Bird Lady Blog

July 7, 2012

House Birds Part II

Filed under: Uncategorized — Munds Park Birding @ 10:56 pm
Tags: , ,

House Wren Photo Courtesy of Gordon Karre

The last edition’s Article #33 was Part I of our “house” birds – those that are most likely to show up around your home.   But those birds I wrote about two weeks ago were not a complete list of house and cabin birds – we still have Acorn Woodpeckers and Anna’s and Broad-Winged Hummingbirds that are frequent visitors, and of course the Western Bluebird and the swallows.  In Munds Park we have three species of swallows:  Barn, Violet-Green, and Tree.   The folks who can see our swallows the easiest are probably those who live in the condos just off of Hole 10 on Pinewood Country Club.
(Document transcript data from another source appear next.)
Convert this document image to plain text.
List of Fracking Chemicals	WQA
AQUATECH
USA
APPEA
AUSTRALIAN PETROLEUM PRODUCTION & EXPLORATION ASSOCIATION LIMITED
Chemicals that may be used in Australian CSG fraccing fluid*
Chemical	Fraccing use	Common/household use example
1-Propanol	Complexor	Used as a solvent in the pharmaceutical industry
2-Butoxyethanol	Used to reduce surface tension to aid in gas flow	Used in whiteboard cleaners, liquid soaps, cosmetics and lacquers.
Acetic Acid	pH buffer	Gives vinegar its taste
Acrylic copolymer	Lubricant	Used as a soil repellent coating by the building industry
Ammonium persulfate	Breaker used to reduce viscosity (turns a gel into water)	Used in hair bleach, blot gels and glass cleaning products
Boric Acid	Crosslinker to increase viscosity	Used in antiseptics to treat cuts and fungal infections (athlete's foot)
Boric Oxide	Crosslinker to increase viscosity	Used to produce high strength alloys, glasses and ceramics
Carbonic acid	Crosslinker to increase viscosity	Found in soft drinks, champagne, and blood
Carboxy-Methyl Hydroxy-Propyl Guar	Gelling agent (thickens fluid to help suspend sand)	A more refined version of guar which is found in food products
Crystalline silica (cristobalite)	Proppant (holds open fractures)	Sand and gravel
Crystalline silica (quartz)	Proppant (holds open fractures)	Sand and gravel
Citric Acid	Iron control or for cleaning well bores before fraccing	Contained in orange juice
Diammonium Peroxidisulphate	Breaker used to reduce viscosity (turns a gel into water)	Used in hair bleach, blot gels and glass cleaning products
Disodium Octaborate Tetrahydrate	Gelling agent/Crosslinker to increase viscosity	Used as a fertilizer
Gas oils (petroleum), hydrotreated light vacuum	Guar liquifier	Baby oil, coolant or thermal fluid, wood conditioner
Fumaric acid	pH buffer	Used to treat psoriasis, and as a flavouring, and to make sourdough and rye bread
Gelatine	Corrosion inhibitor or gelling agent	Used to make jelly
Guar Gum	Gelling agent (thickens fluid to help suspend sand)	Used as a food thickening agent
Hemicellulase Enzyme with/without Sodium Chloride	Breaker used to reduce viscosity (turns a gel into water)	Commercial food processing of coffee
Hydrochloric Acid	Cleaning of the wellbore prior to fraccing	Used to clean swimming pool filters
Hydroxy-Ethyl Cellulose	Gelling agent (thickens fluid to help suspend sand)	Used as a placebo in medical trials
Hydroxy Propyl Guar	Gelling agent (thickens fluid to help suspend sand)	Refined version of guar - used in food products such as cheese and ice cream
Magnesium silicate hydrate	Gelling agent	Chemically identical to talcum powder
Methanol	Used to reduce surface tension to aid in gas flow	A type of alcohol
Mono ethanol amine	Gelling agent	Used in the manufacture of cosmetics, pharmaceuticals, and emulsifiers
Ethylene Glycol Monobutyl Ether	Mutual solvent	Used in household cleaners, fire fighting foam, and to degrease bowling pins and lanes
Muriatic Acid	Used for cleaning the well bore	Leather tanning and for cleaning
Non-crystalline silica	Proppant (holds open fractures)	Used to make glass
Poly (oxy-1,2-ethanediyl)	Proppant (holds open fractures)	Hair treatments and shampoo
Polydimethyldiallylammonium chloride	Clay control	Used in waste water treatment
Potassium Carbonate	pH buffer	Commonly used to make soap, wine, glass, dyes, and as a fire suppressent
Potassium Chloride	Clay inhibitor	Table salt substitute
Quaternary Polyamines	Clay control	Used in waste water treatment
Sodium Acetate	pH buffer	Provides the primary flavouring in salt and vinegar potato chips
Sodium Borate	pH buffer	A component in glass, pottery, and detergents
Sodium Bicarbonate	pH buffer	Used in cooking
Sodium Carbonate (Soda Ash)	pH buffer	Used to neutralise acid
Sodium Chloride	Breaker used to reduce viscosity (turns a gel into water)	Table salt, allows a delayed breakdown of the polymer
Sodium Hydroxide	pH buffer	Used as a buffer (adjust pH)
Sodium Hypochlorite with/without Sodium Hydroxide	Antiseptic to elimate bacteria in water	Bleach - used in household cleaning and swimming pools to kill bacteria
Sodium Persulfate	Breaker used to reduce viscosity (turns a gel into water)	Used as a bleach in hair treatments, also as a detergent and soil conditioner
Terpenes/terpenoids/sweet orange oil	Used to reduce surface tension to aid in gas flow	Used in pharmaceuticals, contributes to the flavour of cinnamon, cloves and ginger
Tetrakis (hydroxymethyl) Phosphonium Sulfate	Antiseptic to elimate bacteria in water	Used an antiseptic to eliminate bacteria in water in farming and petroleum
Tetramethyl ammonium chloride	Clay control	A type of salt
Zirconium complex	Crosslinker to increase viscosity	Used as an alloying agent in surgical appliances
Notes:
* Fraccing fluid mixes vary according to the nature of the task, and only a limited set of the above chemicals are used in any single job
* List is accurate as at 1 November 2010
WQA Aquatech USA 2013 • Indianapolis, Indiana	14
The rest of this article is about three Munds Park birds that have the word “House” in their common, non-scientific name:  House Finch, House Sparrow, and House Wren.

The male House Finch is mostly brown but has a red head and breast, and the females are a streaked gray/brown with no other distinctive markings.  House finches have a wonderful, cheerful song, long and twittering.  It is a bird primarily found in the West, in all types of habitats from our city parks to backyards to deserts and forest edges.  If you put up a bird seed feeder in any of our towns throughout the state, you will most likely be visited by a House Finch.    I have never had a House Finch at our feeders in Munds Park, although I know others who have, and I have heard and seen them in the residential areas closer to the golf course.

The chunky House Sparrow is a non-native bird that was introduced into the U.S. in the mid-1800’s by people who wanted to establish wildlife familiar to people of European descent.  House Sparrows are now found throughout the U.S. and are one of the few species in the country that are not protected under the Migratory Bird Treaty Act of 1918.  The male has a gray head, white cheek, black bib, and rufous neck.  The bird is despised by many – it takes up nesting spots from cavity-nesting birds like bluebirds and is a pest in large cities.  You can see a small number of House Sparrows around the patio area of Pinewood Country Club.  The House Sparrow is a perfect example of how non-native species bring havoc to a new environment – in this case, affecting native songbirds, farmland, and cities in all 50 states.  Two hundred years ago there were no House Sparrows in the U.S. at all – today their numbers are estimated in the hundreds of millions.

The House Wren is a common back-yard bird, and though I haven’t seen one in Munds Park personally, I have had a report of one.  It is a small, plain brown bird with a fairly long, curved beak, and its tail is usually cocked above the line of its body or drooped down.  It is a bubbly and energetic bird, hopping around from bush to thicket, and when it sings, it delivers a trilling song, over and over.  This bird will happily nest in a next box.  Native Americans call this bird o-du-na-mis-sug-ud-da-we-shi, which means “making a big noise for its size”.  If you think you have a House Wren on your property, I would really like to hear from you.